- Theatrical release poster
- Directed by: Rohit Penumatsa
- Written by: Rohit–Sasi
- Produced by: Raasta Sai Kumar; Sita Ramaraju; Ramana Reddy; Avanti Cinema;
- Starring: Ajith Mohan; Raju Shivaratri;
- Cinematography: Shashank Raghavula
- Edited by: Avanti Ruya
- Music by: Ravi Nidamarthy
- Production companies: Raasta Films; Aurelis Arts; Awwal Number; Avanti Cinema;
- Release date: 14 November 2025;
- Country: India
- Language: Telugu

= Gopi Galla Goa Trip =

2025 Indian Telugu film by Rohit Penumatsa

Gopi Galla Goa Trip is a 2025 Indian Telugu-language coming-of-age road drama film written by Rohit–Sasi and directed by Rohit Penumatsa. The film stars Ajith Mohan and Raju Shivaratri in lead roles.

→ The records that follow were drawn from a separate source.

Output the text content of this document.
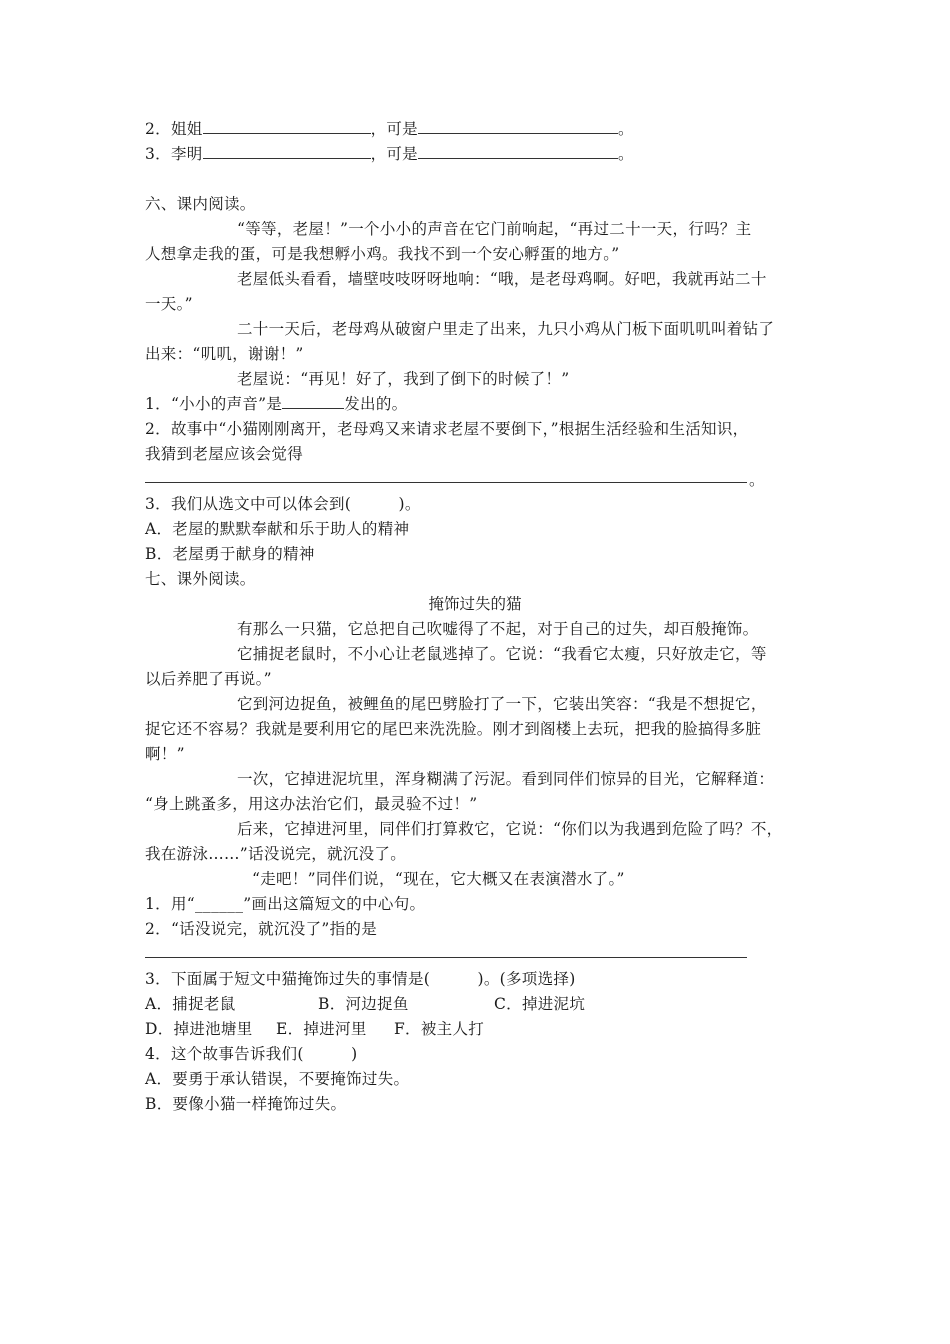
2．姐姐	，可是	。
3．李明	，可是	。
六、课内阅读。
“等等，老屋！”一个小小的声音在它门前响起，“再过二十一天，行吗？主
人想拿走我的蛋，可是我想孵小鸡。我找不到一个安心孵蛋的地方。”
老屋低头看看，墙壁吱吱呀呀地响：“哦，是老母鸡啊。好吧，我就再站二十
一天。”
二十一天后，老母鸡从破窗户里走了出来，九只小鸡从门板下面叽叽叫着钻了
出来：“叽叽，谢谢！”
老屋说：“再见！好了，我到了倒下的时候了！”
1．“小小的声音”是	发出的。
2．故事中“小猫刚刚离开，老母鸡又来请求老屋不要倒下，”根据生活经验和生活知识，
我猜到老屋应该会觉得
。
3．我们从选文中可以体会到(　　　)。
A．老屋的默默奉献和乐于助人的精神
B．老屋勇于献身的精神
七、课外阅读。
掩饰过失的猫
有那么一只猫，它总把自己吹嘘得了不起，对于自己的过失，却百般掩饰。
它捕捉老鼠时，不小心让老鼠逃掉了。它说：“我看它太瘦，只好放走它，等
以后养肥了再说。”
它到河边捉鱼，被鲤鱼的尾巴劈脸打了一下，它装出笑容：“我是不想捉它，
捉它还不容易？我就是要利用它的尾巴来洗洗脸。刚才到阁楼上去玩，把我的脸搞得多脏
啊！”
一次，它掉进泥坑里，浑身糊满了污泥。看到同伴们惊异的目光，它解释道：
“身上跳蚤多，用这办法治它们，最灵验不过！”
后来，它掉进河里，同伴们打算救它，它说：“你们以为我遇到危险了吗？不，
我在游泳……”话没说完，就沉没了。
“走吧！”同伴们说，“现在，它大概又在表演潜水了。”
1．用“______”画出这篇短文的中心句。
2．“话没说完，就沉没了”指的是
3．下面属于短文中猫掩饰过失的事情是(　　　)。(多项选择)
A．捕捉老鼠	B．河边捉鱼	C．掉进泥坑
D．掉进池塘里 E．掉进河里 F．被主人打
4．这个故事告诉我们(　　　)
A．要勇于承认错误，不要掩饰过失。
B．要像小猫一样掩饰过失。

The film was released on 14 November 2025.

== Cast ==
- Ajith Mohan as Gopi
- Raju Shivaratri as Gopi
- Camp Sasi as Jack Daniels "JD"
- Raasta Sai Kumar as Gopalakrishna
- Pawon Ramesh as Aruna
- Monika Busam as Jane

== Music ==
The background score and songs were composed by Ravi Nidamarthy.

Track listing
| No. | Title | Lyrics | Singer(s) | Length |
|---|---|---|---|---|
| 1. | "Kaaka Regina Dahaalu" | Niklesh Sunkoji | Smaran | 3:42 |
| 2. | "Metal Marfa" | Sai Yogi | Ravi Nidamarthy | 4:04 |
| 3. | "Nallani Gopayya" | Camp Sasi | Balaji Dake | 3:10 |
| 4. | "Esko" | Camp Sasi | Bolt, Laxman Meesala | 3:32 |
| 5. | "Swargam" | Camp Sasi | Shrii | 2:45 |

==Release and reception==
Gopi Galla Goa Trip was released on 14 November 2025.

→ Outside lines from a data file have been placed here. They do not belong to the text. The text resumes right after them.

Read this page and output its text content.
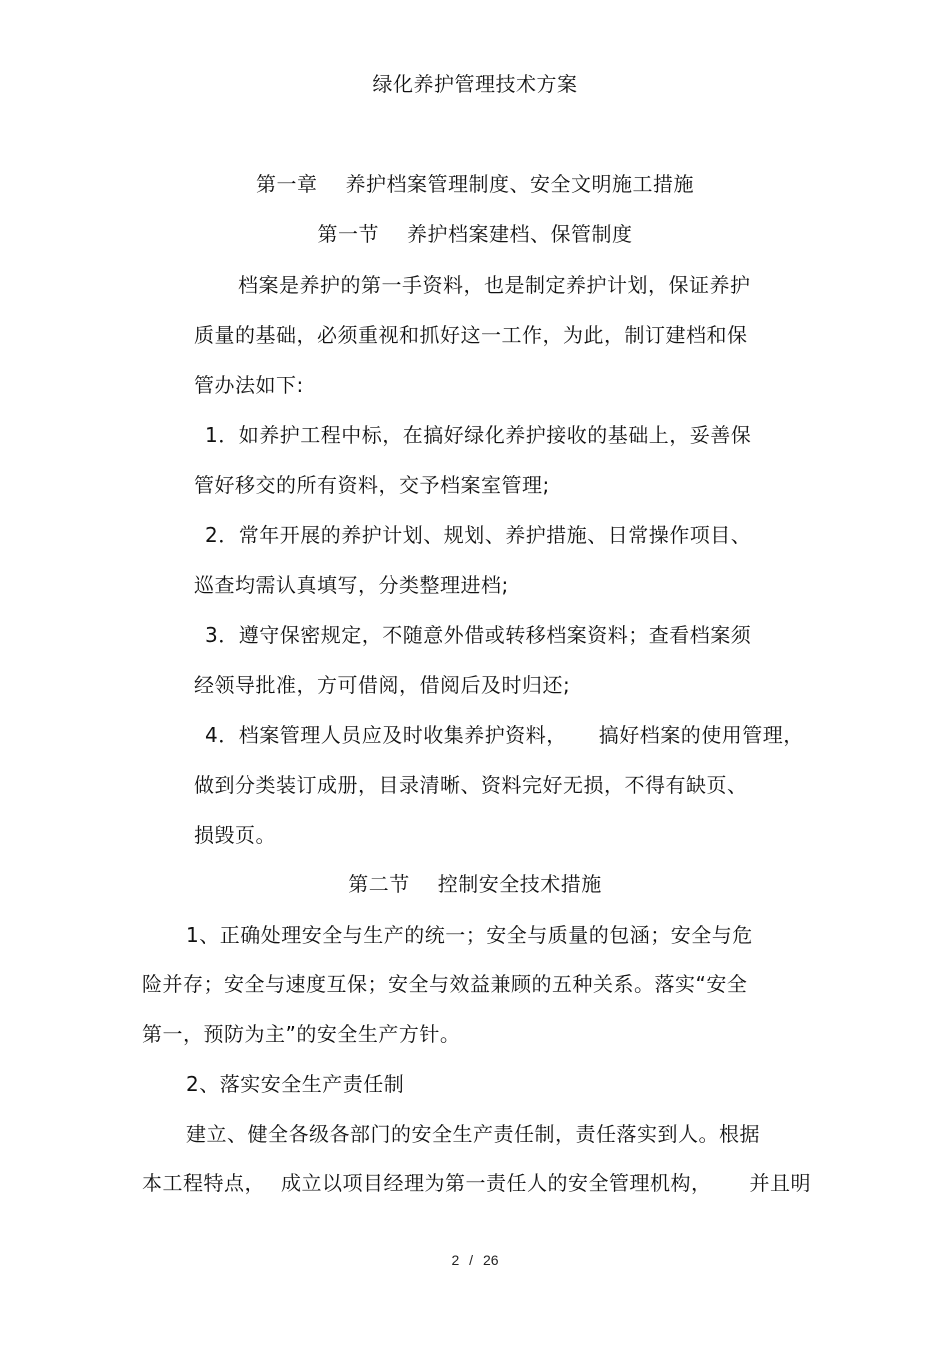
绿化养护管理技术方案
第一章 养护档案管理制度、安全文明施工措施
第一节 养护档案建档、保管制度
档案是养护的第一手资料，也是制定养护计划，保证养护
质量的基础，必须重视和抓好这一工作，为此，制订建档和保
管办法如下:
1．如养护工程中标，在搞好绿化养护接收的基础上，妥善保
管好移交的所有资料，交予档案室管理;
2．常年开展的养护计划、规划、养护措施、日常操作项目、
巡查均需认真填写，分类整理进档;
3．遵守保密规定，不随意外借或转移档案资料；查看档案须
经领导批准，方可借阅，借阅后及时归还;
4．档案管理人员应及时收集养护资料， 搞好档案的使用管理，
做到分类装订成册，目录清晰、资料完好无损，不得有缺页、
损毁页。
第二节 控制安全技术措施
1、正确处理安全与生产的统一；安全与质量的包涵；安全与危
险并存；安全与速度互保；安全与效益兼顾的五种关系。落实“安全
第一，预防为主”的安全生产方针。
2、落实安全生产责任制
建立、健全各级各部门的安全生产责任制，责任落实到人。根据
本工程特点， 成立以项目经理为第一责任人的安全管理机构， 并且明
2 / 26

Suhas Sistu of The Hans India rated the film 3 out of 5 and opined that the film "thrives not on plot-heavy storytelling but on emotional honesty". He further stated that the film "stands out for its sincerity and raw charm". Arun Chilukuri of HMTV gave the same rating while particularly praising the cinematography and sync sound. Ramu Chinthakindhi of Times Now Telugu rated it 2.75 out of 5 praising its writing and direction.